Jake waited a few seconds after finishing his little "pep talk" for me to speak. But I lay silent, secluding to my pile of self pity and despair. There was nothing left for me anymore. Everything had just become to much to handle. 

I closed my eyes and tried to shut off my mind, praying sleep would soon wash over me and take me away to a place more happy than this. 


Warmth slowly started to crawl over my shoulder, like a hug forming around me. Quickly that hug had a lot of pressure and a rapid shaking to it. 

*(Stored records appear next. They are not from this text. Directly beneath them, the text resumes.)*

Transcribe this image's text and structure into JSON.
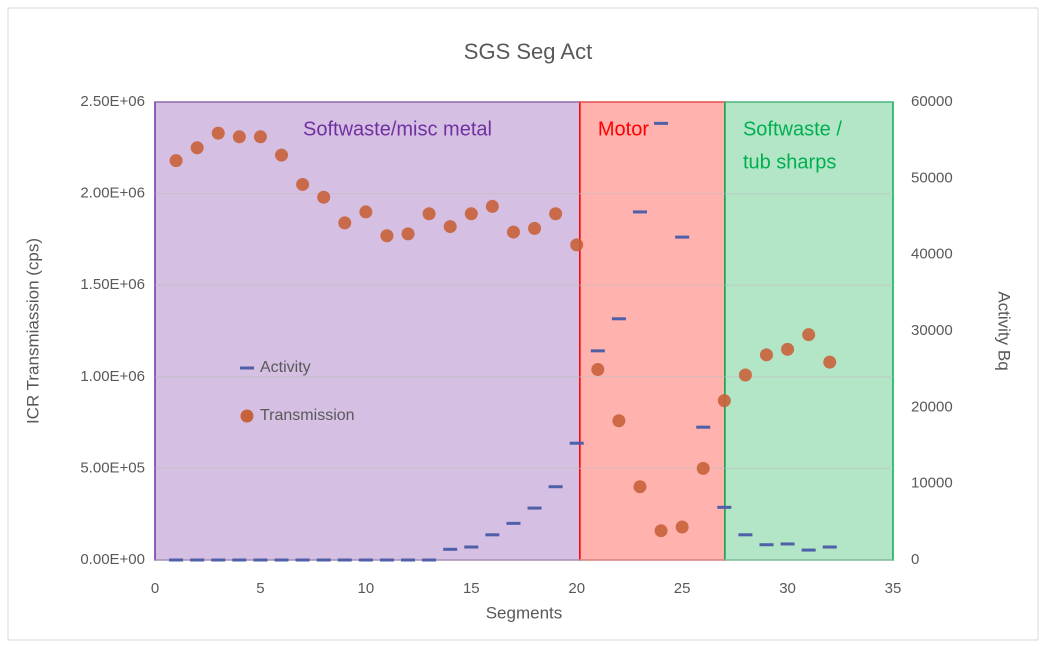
{
  "chart_data": {
    "type": "scatter",
    "title": "SGS  Seg Act",
    "x_label": "Segments",
    "y_label": "ICR Transmiassion (cps)",
    "y2_label": "Activity Bq",
    "xlim": [
      0,
      35
    ],
    "xticks": [
      0,
      5,
      10,
      15,
      20,
      25,
      30,
      35
    ],
    "ylim": [
      0,
      2500000
    ],
    "yticks": [
      {
        "value": 0,
        "label": "0.00E+00"
      },
      {
        "value": 500000,
        "label": "5.00E+05"
      },
      {
        "value": 1000000,
        "label": "1.00E+06"
      },
      {
        "value": 1500000,
        "label": "1.50E+06"
      },
      {
        "value": 2000000,
        "label": "2.00E+06"
      },
      {
        "value": 2500000,
        "label": "2.50E+06"
      }
    ],
    "y2lim": [
      0,
      60000
    ],
    "y2ticks": [
      0,
      10000,
      20000,
      30000,
      40000,
      50000,
      60000
    ],
    "grid": true,
    "regions": [
      {
        "lines": [
          "Softwaste/misc metal"
        ],
        "from": 0,
        "to": 20.15,
        "color": "#d5bfe3",
        "border": "#7030a0",
        "text_color": "#7030a0"
      },
      {
        "lines": [
          "Motor"
        ],
        "from": 20.15,
        "to": 27.03,
        "color": "#ffb2ae",
        "border": "#ff0000",
        "text_color": "#ff0000"
      },
      {
        "lines": [
          "Softwaste /",
          "tub sharps"
        ],
        "from": 27.03,
        "to": 35,
        "color": "#b3e5c7",
        "border": "#00b050",
        "text_color": "#00b050"
      }
    ],
    "series": [
      {
        "name": "Activity",
        "color": "#4f5fa8",
        "marker": "dash",
        "axis": "y2",
        "x": [
          1,
          2,
          3,
          4,
          5,
          6,
          7,
          8,
          9,
          10,
          11,
          12,
          13,
          14,
          15,
          16,
          17,
          18,
          19,
          20,
          21,
          22,
          23,
          24,
          25,
          26,
          27,
          28,
          29,
          30,
          31,
          32
        ],
        "values": [
          0,
          0,
          0,
          0,
          0,
          0,
          0,
          0,
          0,
          0,
          0,
          0,
          0,
          1400,
          1700,
          3300,
          4800,
          6800,
          9600,
          15300,
          27400,
          31600,
          45600,
          57200,
          42300,
          17400,
          6900,
          3300,
          2000,
          2100,
          1300,
          1700
        ]
      },
      {
        "name": "Transmission",
        "color": "#c8623a",
        "marker": "circle",
        "axis": "y",
        "x": [
          1,
          2,
          3,
          4,
          5,
          6,
          7,
          8,
          9,
          10,
          11,
          12,
          13,
          14,
          15,
          16,
          17,
          18,
          19,
          20,
          21,
          22,
          23,
          24,
          25,
          26,
          27,
          28,
          29,
          30,
          31,
          32
        ],
        "values": [
          2180000,
          2250000,
          2330000,
          2310000,
          2310000,
          2210000,
          2050000,
          1980000,
          1840000,
          1900000,
          1770000,
          1780000,
          1890000,
          1820000,
          1890000,
          1930000,
          1790000,
          1810000,
          1890000,
          1720000,
          1040000,
          760000,
          400000,
          160000,
          180000,
          500000,
          870000,
          1010000,
          1120000,
          1150000,
          1230000,
          1080000
        ]
      }
    ]
  }
}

My eyes flew open and I saw Jake standing in front of me trying to shake me awake. "Come on, its time for dinner. "

"I'm not hungry." I yawned as I tried to go back to sleep.

"Well that sucks princess, its dinner time." I groaned at the chipper in Jake's voice.

"What is up with you talking to me like this? Shouldn't you be all nice and supportive and doing what I say while trying not to upset me. That's how everyone else around here acts." I pulled on some socks lying on the ground, they didn't smell to bad.

"You know, I tried that yesterday when I gave you that little heart to heart, and you fell asleep. So I thought maybe nice Jake isn't going to work for you. Instead we're getting down to business. You're going to get better, and I'm going to help you get there. Sometimes you need a little push, and I'm going to be that push. Now get up and lets go eat dinner."

I pushed myself up from the bed and started walking down the hallway. We arrived in the dinning room but no one else was in there. "Where is everyone?"